Решено, мы уезжаем; настали последние дни с их утомительной суетой. Мы должны были выехать из Парижа очень рано, прямо в Берлин; все решили не ложиться спать, а провести вместе последнюю ночь, роковую для меня, потому что я не видала более Натальи Александровны. Тургенев, как более избалованный и более нежный, пришел нарочно проститься и рано ушел домой. Провожали нас, кроме Герценов, Гервеги, Павел Васильевич Анненков и Николай Иванович Сазонов. Последний был очень умный, знающий человек, но весьма несимпатичный и очень уже офранцуженный.
Мужчины выпили много шампанского в эту прощальную ночь; от недостатка сна и излишка вина они имели страшные, зеленовато-бледные лица, говорили о свидании, но без особенной веры, а как будто для ободрения себя; в особенности глядя на Наталью Александровну, трудно было надеяться на отдаленное будущее; она сама говорила: «Я чувствую, что не доживу до старости, жаль только, что не увижу детей большими. О, дети, дети, – говорила она, – дорогие цепи; пожила бы для себя, да нельзя».
Вот сидим уже в вагоне и смотрим на провожающих нас.
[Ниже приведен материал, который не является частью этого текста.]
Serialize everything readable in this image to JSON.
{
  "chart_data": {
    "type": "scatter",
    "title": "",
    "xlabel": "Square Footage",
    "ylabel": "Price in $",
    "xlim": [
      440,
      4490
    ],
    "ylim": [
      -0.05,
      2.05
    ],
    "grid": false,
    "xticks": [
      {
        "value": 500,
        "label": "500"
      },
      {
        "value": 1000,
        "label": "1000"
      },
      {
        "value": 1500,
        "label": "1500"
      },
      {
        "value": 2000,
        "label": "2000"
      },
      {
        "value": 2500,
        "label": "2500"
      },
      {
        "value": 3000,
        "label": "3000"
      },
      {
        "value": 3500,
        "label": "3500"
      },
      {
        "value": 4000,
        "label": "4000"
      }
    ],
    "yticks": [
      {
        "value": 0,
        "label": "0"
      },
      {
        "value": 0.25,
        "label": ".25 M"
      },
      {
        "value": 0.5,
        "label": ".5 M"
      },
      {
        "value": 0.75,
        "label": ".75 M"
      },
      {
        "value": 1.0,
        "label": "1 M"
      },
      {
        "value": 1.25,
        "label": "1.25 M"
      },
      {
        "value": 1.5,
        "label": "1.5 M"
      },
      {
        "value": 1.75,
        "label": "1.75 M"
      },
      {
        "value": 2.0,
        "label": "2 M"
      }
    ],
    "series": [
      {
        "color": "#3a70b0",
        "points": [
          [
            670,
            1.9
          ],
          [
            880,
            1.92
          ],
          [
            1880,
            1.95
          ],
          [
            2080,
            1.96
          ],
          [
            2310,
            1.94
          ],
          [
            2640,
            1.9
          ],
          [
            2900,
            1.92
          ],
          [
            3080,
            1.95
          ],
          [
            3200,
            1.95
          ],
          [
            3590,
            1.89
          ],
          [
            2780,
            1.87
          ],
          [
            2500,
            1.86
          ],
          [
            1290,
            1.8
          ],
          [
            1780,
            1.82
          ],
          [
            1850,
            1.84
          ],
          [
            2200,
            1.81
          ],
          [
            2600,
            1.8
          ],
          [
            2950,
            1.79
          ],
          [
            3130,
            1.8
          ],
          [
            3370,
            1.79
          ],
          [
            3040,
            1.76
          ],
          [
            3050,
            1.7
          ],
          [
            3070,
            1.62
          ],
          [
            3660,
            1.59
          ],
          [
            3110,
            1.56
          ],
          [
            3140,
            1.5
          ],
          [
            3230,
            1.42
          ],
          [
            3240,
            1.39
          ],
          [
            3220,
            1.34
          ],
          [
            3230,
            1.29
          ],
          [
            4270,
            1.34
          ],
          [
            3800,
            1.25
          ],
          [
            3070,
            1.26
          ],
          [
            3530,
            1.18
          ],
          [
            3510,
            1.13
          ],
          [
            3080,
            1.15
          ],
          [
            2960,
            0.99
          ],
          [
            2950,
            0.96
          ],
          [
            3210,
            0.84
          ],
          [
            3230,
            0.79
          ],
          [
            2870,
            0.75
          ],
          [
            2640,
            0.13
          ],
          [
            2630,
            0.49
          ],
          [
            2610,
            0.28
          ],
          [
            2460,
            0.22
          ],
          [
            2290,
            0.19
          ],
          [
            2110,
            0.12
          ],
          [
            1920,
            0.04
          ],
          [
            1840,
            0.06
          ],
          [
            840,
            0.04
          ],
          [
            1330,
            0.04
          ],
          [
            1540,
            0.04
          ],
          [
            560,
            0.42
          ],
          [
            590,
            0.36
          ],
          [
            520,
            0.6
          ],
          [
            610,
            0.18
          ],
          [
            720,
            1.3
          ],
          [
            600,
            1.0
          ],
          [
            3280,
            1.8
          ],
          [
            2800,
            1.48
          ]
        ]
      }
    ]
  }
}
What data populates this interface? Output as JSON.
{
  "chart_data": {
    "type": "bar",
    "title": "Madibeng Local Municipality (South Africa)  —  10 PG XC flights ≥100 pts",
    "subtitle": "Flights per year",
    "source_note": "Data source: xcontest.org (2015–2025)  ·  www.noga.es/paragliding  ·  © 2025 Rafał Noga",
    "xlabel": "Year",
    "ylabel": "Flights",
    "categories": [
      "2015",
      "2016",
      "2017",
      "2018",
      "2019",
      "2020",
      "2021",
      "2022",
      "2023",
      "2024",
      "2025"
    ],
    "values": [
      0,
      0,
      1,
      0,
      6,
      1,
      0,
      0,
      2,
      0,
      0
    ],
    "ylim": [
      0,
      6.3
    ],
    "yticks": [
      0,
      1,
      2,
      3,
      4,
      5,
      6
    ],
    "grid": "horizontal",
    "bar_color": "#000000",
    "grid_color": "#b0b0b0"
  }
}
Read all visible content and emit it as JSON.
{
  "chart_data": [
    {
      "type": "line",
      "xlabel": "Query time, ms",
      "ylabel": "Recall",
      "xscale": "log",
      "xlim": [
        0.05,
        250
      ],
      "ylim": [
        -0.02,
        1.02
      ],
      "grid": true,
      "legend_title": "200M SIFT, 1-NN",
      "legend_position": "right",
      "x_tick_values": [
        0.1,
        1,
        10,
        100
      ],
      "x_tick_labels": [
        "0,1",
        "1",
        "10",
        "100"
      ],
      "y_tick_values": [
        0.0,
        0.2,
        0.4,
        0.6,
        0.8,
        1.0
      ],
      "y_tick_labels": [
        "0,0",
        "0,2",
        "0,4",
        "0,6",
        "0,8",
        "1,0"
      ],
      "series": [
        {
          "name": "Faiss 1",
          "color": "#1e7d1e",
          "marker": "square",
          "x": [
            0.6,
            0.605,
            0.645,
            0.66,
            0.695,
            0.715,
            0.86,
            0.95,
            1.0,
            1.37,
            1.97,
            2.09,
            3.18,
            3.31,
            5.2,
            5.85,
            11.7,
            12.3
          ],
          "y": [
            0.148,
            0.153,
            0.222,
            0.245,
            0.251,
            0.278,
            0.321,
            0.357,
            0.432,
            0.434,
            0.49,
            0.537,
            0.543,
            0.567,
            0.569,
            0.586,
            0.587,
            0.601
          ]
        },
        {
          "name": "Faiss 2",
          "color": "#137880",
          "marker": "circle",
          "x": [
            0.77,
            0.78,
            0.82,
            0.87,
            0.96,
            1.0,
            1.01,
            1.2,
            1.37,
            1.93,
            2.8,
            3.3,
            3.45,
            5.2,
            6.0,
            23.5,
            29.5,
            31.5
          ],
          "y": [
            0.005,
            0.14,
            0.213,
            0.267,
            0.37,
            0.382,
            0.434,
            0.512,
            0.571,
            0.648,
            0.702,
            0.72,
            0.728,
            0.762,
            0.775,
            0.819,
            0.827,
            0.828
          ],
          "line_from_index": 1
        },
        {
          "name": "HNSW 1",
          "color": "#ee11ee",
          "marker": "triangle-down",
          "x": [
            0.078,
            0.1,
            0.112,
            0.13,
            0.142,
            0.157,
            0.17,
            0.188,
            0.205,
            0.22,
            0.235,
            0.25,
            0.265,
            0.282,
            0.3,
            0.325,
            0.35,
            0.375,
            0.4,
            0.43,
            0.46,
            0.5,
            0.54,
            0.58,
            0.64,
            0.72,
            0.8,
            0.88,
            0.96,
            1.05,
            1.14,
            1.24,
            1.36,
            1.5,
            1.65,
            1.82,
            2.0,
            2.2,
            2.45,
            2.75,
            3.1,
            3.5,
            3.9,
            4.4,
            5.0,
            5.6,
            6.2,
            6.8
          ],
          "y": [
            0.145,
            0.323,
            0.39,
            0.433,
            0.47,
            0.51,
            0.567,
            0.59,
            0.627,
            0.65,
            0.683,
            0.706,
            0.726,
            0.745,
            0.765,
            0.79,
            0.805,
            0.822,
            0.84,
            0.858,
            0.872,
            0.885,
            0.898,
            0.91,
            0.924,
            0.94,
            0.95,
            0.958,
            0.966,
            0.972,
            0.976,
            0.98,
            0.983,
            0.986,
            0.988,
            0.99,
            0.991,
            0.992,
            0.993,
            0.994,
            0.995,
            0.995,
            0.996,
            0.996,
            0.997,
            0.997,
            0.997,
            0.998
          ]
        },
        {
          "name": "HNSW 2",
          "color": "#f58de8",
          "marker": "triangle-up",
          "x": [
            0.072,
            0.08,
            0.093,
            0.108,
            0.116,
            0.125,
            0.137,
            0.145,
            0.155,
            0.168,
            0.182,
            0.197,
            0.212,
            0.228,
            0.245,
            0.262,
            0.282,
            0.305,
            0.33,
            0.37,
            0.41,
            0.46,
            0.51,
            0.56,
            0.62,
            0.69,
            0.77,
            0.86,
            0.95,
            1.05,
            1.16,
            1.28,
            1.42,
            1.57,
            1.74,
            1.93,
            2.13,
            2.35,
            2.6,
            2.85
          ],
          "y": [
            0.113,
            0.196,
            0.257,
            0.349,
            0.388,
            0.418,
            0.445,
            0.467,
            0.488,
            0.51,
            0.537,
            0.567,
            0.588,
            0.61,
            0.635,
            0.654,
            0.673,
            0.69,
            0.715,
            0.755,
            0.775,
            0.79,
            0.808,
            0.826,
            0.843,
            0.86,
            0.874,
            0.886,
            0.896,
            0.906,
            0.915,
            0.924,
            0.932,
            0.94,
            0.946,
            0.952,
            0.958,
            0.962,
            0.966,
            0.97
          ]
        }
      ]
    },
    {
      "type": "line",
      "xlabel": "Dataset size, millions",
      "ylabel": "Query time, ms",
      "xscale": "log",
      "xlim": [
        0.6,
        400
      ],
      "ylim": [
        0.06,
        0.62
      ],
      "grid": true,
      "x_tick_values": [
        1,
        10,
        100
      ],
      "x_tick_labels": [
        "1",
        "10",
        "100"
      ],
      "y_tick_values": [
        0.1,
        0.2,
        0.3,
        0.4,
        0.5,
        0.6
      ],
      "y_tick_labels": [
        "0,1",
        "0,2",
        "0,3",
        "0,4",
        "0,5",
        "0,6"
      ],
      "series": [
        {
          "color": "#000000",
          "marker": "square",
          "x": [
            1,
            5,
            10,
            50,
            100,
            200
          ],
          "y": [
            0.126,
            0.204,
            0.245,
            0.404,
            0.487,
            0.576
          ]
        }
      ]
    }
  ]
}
Как теперь вижу бледное лицо Натальи Александровны, опирающейся на руку сияющего здоровьем Александра Ивановича, и всё исчезает.
Узнав о нашем приезде в Берлин, Михаил Александрович Бакунин пришел к нам вечером; я о нем слышала и желала увидеть его сама. О нем говорили много разного; говорили как о человеке бесконечно умном, начитанном и знающем в совершенстве немецкую философию, а вместе с тем как о детски избалованном, бестактном и любящем заниматься сплетнями. Однако в один вечер нельзя было узнать такого замечательного человека. Он пришел любезно и развязно с нами познакомиться и много нас расспрашивал о наших общих друзьях, оставшихся в Париже. От избытка энергии Бакунин не унывал, а смотрел на революционное дело несколько по-детски; прощаясь, жал нам крепко руки, говоря: «До свидания в славянской республике». Все смеялись его выходке.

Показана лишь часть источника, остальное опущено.